Prevention of cellular edema directly caused by hypothermic cardioplegia: studies in isolated human and rabbit atrial myocytes.

OBJECTIVES

This study tested the hypothesis that edema during hypothermic cardioplegia is caused by the hypotonicity of the perfusate at cold temperatures.

METHODS

The volume of isolated human and rabbit atrial myocytes was measured by video microscopy under nonischemic conditions. Each cell served as its own control.

RESULTS

After equilibration in 37 degrees C physiologic buffer (Tyrode's solution), exposure to 9 degrees C St. Thomas' Hospital solution for 20 minutes caused human atrial cells to swell by 20% and rabbit atrial cells to swell by 10%. Cell volume fully recovered on rewarming in 37 degrees C physiologic solution. Cell swelling was due to the composition of St. Thomas' Hospital solution rather than hypothermia alone. Exposure to 9 degrees C physiologic solution did not significantly affect cell volume. Swelling of myocytes was largely prevented by replacing most of the Cl- in St. Thomas' Hospital solution with an impermeant anion so that the product of the concentrations of K+ and Cl- were the same as in the physiologic solution.

CONCLUSIONS

This study suggests that cell swelling during hypothermic cardioplegia is caused in part by the composition of the cardioplegic solution.

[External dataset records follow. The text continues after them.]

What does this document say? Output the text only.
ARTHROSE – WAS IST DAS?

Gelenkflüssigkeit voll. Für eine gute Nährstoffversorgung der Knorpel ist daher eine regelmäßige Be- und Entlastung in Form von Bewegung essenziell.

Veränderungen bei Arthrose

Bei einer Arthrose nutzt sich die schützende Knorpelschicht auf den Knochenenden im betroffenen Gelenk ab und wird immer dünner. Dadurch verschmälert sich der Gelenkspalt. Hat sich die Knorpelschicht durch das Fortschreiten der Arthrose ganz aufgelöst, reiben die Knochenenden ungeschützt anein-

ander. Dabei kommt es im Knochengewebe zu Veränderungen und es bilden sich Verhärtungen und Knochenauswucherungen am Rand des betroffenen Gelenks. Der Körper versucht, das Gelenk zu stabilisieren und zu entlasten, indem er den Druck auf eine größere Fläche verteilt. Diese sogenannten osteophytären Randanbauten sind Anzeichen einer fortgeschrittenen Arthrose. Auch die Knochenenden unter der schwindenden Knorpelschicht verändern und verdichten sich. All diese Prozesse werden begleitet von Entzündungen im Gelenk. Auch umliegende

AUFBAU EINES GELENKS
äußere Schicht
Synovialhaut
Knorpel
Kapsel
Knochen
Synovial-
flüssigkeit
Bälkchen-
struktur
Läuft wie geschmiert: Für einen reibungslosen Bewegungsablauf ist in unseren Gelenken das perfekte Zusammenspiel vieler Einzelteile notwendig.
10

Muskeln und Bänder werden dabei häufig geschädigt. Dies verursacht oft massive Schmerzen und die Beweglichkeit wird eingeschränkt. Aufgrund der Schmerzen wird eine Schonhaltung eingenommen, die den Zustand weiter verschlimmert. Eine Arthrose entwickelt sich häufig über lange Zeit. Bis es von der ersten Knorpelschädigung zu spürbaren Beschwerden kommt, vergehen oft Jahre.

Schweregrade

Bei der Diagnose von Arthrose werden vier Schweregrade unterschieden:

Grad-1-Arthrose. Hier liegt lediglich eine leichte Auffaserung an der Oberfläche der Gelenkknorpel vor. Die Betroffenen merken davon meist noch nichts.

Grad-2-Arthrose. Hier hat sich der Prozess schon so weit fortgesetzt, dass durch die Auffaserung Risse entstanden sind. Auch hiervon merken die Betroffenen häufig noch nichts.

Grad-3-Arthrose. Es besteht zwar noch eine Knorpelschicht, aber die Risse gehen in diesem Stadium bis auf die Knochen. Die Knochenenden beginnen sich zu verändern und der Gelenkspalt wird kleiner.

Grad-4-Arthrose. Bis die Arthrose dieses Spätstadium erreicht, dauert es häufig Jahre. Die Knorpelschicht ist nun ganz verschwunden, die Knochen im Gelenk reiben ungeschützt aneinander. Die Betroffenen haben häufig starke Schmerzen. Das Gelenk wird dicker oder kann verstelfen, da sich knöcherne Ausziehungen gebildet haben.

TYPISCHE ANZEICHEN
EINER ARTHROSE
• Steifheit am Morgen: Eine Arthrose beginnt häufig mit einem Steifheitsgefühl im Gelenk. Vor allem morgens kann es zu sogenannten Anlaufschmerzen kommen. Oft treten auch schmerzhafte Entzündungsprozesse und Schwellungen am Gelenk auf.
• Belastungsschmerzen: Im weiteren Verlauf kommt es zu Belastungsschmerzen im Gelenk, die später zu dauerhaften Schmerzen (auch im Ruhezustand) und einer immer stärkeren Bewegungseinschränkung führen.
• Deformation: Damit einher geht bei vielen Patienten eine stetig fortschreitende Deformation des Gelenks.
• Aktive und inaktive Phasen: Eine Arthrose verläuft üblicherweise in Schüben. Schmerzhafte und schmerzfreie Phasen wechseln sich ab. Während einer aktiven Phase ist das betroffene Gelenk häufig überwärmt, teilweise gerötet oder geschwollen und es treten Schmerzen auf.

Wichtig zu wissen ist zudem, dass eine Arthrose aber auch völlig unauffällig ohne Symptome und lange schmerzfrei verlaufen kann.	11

The volume of cardiac myocytes appears to follow a Donnan equilibrium in the cold, and the perfusate KCl product determines water movement. Thus, the tonicity of hyperkalemic cardioplegic solutions can be adjusted to a physiologic value by replacing most Cl- by an impermeant anion. Following this simple principle, a reformulation of cardioplegic solutions may be able to minimize iatrogenic myocardial edema.